Priority country articles were targeted to specific countries of interest, as identified by the foundation, and were not intended to be representative of HPV vaccination survey efforts.

Sampling strategies

We did not identify any peer-reviewed studies focused on sampling approaches for HPV vaccination coverage surveys in LMICs. Experts we interviewed suggested that the sampling strategy and target population should depend on HPV vaccine delivery.13 If the vaccine is delivered through schools, or if school enrolment is high among the target population, then school-based sampling may be appropriate. As noted in WHO’s reference manual for conducting vaccine coverage cluster surveys, the need to sample out-of-school girls depends on whether the survey’s goal is to estimate the success of a school-based delivery strategy or if it is to estimate population-wide coverage.14 Among the multi-country HPV surveys we examined, described more below, sampling strategies varied. USAID’s Demographic and Health Survey (DHS) programme and UNICEF’s Multiple Indicator Cluster Surveys (MICS) sample at the household level, while the WHO’s Global School-Based Student Health Survey (GSHS)15 typically uses multi-staged sampling at the school and classroom levels.15,18

Surveying VYAs versus caregivers

We also did not identify any studies in LMICs that directly compared VYA HPV vaccination reports to their caregiver’s. The closest approximation was a limited DHS pilot with older adolescents conducted as part of national survey in Uganda. The pilot found that adolescents between the ages of 15 and 17 reported vaccination status with greater certainty than mothers of girls aged 9–14, but full results are not publicly available.19 There is also little evidence on survey response validity from HICs, as most research is focused on comparing parent report to administrative data.20,22 One exception is a US-based study in several urban adolescent clinics that found that mothers were slightly more accurate at recalling their daughters’ vaccination status than their 15- to 17-year-old daughters, but it is unclear if these findings would hold among younger adolescents or in countries with school-based vaccination.23 In short, there is no definitive evidence to support asking either the VYA or their caregiver about HPV vaccination coverage. However, in cases where HPV vaccination occurs in school (as is often the case in LMICs), experts agreed it is preferable to ask the adolescent directly, as caregivers may be unaware that their adolescent was vaccinated.

Recall bias

The literature on strategies to reduce recall bias in this context was very limited. Some studies in HICs discussed vaccine recall variation by respondent characteristic (eg, higher recall among mothers than fathers), but few shared specific strategies to improve recall, and in general, may not generalise to LMICs due to differences in vaccine delivery strategies.21 22 Thus, recommendations on reducing recall bias came primarily from experts who stressed the importance of asking about vaccination coverage as soon as possible after vaccination. They noted that providing background information (eg, where on the body the vaccine would have been given, the brand name) may assist with recall, but cautioned against providing too much information to avoid introducing response bias for any knowledge or attitude questions on the survey.

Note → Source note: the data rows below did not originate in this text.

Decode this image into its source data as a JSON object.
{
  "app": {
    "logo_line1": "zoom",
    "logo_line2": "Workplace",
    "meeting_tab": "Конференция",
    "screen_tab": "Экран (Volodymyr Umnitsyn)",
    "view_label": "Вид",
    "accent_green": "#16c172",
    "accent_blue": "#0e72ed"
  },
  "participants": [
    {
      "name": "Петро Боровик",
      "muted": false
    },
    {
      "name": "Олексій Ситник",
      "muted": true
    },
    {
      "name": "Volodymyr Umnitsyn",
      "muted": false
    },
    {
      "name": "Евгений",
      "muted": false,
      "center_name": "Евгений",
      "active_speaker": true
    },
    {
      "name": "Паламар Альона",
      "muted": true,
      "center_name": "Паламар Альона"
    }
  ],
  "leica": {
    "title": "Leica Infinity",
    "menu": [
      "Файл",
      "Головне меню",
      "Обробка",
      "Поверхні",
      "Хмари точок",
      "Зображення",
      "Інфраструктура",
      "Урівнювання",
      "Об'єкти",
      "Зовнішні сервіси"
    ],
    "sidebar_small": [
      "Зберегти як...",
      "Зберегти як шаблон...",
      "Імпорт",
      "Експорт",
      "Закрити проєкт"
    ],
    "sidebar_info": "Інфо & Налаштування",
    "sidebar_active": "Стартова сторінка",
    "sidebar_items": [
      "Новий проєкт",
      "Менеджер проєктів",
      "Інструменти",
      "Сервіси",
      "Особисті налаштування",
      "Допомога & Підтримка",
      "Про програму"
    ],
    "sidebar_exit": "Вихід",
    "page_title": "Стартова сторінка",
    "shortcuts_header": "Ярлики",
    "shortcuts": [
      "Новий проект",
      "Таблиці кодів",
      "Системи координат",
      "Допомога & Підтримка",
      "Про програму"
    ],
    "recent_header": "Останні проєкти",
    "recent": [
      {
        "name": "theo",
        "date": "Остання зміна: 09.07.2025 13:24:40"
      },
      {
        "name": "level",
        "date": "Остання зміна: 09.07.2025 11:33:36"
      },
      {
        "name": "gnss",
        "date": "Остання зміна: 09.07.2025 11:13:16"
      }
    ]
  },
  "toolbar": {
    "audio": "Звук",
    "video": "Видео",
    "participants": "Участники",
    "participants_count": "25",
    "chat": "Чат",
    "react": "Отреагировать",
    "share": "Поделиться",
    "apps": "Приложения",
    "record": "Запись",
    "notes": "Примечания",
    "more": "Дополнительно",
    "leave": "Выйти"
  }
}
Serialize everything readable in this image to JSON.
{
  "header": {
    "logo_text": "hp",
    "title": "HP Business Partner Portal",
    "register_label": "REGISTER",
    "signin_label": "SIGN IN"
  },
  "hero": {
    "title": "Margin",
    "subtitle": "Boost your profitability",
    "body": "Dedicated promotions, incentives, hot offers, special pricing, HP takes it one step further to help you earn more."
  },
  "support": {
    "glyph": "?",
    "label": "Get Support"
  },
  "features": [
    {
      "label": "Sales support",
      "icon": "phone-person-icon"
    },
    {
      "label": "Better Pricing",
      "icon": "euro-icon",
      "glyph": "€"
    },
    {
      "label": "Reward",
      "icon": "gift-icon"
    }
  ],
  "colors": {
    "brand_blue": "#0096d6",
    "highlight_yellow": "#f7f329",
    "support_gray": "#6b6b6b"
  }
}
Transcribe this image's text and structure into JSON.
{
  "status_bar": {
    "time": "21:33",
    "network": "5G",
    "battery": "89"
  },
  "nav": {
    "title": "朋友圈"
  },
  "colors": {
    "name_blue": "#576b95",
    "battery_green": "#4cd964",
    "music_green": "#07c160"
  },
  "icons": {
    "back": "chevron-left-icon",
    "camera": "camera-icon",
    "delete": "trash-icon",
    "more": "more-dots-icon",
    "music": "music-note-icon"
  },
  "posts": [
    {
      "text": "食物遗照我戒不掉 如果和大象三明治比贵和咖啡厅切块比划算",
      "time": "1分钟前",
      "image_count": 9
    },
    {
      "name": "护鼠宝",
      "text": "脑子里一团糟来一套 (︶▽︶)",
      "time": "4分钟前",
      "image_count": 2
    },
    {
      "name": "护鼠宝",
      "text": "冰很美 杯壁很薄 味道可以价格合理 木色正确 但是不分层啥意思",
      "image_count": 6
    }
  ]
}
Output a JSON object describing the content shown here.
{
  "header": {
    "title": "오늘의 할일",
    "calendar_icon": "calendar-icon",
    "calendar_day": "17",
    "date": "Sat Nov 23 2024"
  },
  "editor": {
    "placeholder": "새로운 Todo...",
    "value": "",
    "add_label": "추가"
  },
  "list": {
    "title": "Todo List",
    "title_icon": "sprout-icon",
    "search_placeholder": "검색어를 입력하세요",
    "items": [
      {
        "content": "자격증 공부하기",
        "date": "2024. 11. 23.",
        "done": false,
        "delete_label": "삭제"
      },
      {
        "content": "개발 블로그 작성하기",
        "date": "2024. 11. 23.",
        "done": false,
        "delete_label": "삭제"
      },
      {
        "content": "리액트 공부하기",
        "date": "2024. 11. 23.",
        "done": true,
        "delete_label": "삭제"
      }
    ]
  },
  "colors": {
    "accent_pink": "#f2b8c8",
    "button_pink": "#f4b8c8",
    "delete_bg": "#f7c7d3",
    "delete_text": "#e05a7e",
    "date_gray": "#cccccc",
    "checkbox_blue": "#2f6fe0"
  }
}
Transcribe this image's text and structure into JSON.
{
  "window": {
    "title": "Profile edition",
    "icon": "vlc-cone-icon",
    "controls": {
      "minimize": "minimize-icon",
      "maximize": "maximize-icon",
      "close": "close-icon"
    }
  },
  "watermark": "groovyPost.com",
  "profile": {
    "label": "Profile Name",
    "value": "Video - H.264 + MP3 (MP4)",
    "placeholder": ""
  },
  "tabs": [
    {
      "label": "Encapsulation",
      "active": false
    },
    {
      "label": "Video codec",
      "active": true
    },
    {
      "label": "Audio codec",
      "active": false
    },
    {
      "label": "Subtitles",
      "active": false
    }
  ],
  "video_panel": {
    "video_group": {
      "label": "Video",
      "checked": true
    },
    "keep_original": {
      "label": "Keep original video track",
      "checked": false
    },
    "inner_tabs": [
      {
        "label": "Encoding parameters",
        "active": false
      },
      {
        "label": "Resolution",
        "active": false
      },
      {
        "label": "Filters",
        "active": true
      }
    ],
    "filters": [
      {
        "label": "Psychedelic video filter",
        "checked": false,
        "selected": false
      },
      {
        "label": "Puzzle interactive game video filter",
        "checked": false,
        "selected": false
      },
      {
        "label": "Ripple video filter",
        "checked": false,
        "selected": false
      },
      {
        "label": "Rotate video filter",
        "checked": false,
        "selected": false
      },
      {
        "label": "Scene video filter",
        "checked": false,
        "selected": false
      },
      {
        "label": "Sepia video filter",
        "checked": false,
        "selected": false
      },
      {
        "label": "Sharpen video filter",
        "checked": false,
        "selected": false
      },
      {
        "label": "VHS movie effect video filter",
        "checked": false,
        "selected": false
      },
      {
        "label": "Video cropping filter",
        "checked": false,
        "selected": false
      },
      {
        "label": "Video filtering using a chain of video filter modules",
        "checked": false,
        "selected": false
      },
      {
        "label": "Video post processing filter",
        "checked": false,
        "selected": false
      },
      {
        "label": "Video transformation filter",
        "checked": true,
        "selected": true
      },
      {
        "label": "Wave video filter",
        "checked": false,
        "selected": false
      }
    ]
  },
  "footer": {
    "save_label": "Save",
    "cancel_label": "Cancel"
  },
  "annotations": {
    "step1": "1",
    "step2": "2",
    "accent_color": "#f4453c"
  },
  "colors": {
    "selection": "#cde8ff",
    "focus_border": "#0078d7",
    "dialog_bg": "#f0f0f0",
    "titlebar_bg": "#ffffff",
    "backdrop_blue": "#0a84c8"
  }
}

Landscape of HPV coverage surveys

Prevalence of national coverage surveys

As of summer 2024, there were 41 LMICs that included the HPV vaccine in their immunisation schedule, either at the national or sub-national level.7 Of these 41, we found evidence that 16 countries had planned or completed at least one coverage survey, 6 of which were at the national level. All 6 used HPV modules within existing multi-country survey platforms. Another 6 of the 14 had national coverage surveys planned for 2024 or 2025. The remaining 4 countries conducted sub-national surveys, typically as one-time research, rather than government-led measurement efforts. Of the 25 countries that had not conducted coverage surveys, 5 only added the HPV vaccine to their national schedule in 2023.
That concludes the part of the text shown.